Но разговор запомнила дословно, тем более, что впоследствии правота моего нетрезвого собеседника подтверждалась с регулярностью ужасающей. Да, я была подсадной уткой, черт побери! На мне бессмертные души учились уму-разуму: сдавали зачеты и курсовые, получали переэкзаменовки, взыскания, а в особо запущенных случаях бывали отчислены из этого высшего — пожалуй, наивысшего — учебного заведения.

Иногда, по тоскливому предчувствию определяя очередную «несдачу зачета», я пыталась предупредить возможных фигурантов осторожными намеками. Меня понимали неправильно, усмехались, озлоблялись, даже не догадываясь, что озабочена я отнюдь не своим благополучием. Отнюдь.

Дошло до того, что с известными хамами я начинала беседу заискивающим тоном — на всякий случай, чтобы, упаси Боже…

Увы. Они сами разыскивали меня, как летом в пустом здании школы восьмиклассники ищут дежурного преподавателя, чтобы сдать ему «хвост» по геометрии.

Нет сил пересказывать ряд эпизодов. К тому же, я не совсем уверена, что за пересказ — как и вообще за эту новеллу — меня по головке погладят.

* * *

Однако вернусь к цыганке.

В девяностом перед самым отъездом в Иерусалим я оказалась в родном городе. Надо было помочь родителям собраться, как-то разгрести завалы целой жизни в преддверье нового переселения в иные земли.

В тот суматошный приезд, выклянчивая на задах окрестных продмагов пустые картонные ящики для упаковки-утрамбовки багажа, невнимательно листая альбомы со старыми фотографиями, которых не видела много лет, и бегло проглядывая старые письма, я наткнулась на карточку — из тех, коричневых, «дореволюционных», которые поражают добротной выделкой давно минувших лиц, добросовестной передачей бликов на запонках, булавках, ручках кресел и носках туфель, что выглядывают из-под клетчатых юбок со складками скульптурной осязаемости.

На карточке в таком вот кресле, в такой вот юбке сидела я.
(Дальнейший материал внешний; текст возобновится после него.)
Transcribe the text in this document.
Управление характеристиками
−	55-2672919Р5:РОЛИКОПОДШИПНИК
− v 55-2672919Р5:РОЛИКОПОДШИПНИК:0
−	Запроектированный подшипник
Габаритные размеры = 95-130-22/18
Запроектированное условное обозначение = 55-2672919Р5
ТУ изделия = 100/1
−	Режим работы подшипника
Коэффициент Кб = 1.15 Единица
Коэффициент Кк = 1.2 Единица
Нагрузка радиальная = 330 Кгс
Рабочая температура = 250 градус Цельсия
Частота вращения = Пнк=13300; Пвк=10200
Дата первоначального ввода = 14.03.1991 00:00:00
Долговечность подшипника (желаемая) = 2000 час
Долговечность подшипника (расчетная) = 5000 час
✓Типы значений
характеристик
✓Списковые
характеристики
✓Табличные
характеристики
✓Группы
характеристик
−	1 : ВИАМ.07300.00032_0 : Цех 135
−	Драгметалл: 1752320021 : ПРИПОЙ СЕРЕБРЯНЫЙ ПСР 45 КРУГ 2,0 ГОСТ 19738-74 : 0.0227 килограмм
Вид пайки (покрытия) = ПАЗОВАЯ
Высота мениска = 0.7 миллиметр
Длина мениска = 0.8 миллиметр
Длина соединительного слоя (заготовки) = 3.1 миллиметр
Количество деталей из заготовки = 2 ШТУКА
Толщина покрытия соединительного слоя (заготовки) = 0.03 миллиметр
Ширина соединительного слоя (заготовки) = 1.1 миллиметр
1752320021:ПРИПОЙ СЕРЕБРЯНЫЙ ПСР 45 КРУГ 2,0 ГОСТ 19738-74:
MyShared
Волосы, правда, разделены пробором и собраны в узел.

Я помнила эту карточку, в детстве она не раз попадалась мне на глаза, и никогда в этой женщине средних лет я себя не опознавала. Ясно, почему. Ну а сейчас, видно, самое время опознать и пришло.

На пожелтевшем обороте между жирных и чернильных пятен с трудом я разобрала беглую с ятями надпись: «На добрую память дяде Моисею и тете Кларе от вашей „Ди Цыгайнерс“. Берегите! С поцелуями, любящая вас…» — завитки и прочерки…

— Ма-ам! Что за баба тут на карточке с моим лицом? Мама вышла из кухни, вытирая руки полотенцем, надела очки.

— А! Действительно. Очень похожа! Это же сестра твоего деда, она умерла от тифа году в… тридцать втором… Рива. Или Нюся? Нет, Нюсю же немцы расстреляли. Ри-ва, да.

— А почему «Ди Цыгайнерс»? Мама замялась.

— Да их всю семью вообще звали цыганами… По той их бабке, я когда-то тебе рассказывала.

— Ну-ка, ну-ка…

— Отец… да нет, постой… не отец, а дед твоего деда, моего папы… значит, как это тебе — прапрадед, да? Точно. Он привез с ярмарки цыганку. Перед свадьбой поехал выбирать подарки своей невесте. Все они, представь, рыжие, конопатые украинские евреи, крепко стоящие на земле… И невеста у него была, как все — рыжая, конопатая, крепенькая… Так вот, поехал он за подарками, а вернулся с таким подарочком — не дай бог! Настоящая кочевая цыганка. Прожил с ней всю жизнь, прижил четверых детей, кучу внуков… Между прочим, я эту старуху видела в детстве тем летом, когда папа привез нас в Жовнино.

— А что это — Жовнино? Деревня?

— Да сейчас уже ничего, пусто… Озеро сейчас. А тогда было село, большое дивное село. И в голодное лето папа перевез туда, к деревенской родне, всю семью. Купили на паях корову и мы, детишки, выгоняли ее и пасли — мне-то лет шесть-семь было, а все двоюродные-троюродные постарше. Эта корова нас спасла от голодной смерти. Мы ее пасли на взгорке рядом с церковью — замечательная высилась церковь на горе, отовсюду была видна… Кладбище при ней, трава густейшая, паси — не хочу… А когда уже после войны я с тобой, маленькой, приезжала в Полтаву и хотела наведаться в Жовнино, соседи сказали, что села нет и в помине! Затопили водой, по плану. Под водохранилище… А церковь ломали-ломали, взрывали-взрывали… а она не поддалась. Ну, ее так и затопили. Высится, говорят, колокольня посреди озера…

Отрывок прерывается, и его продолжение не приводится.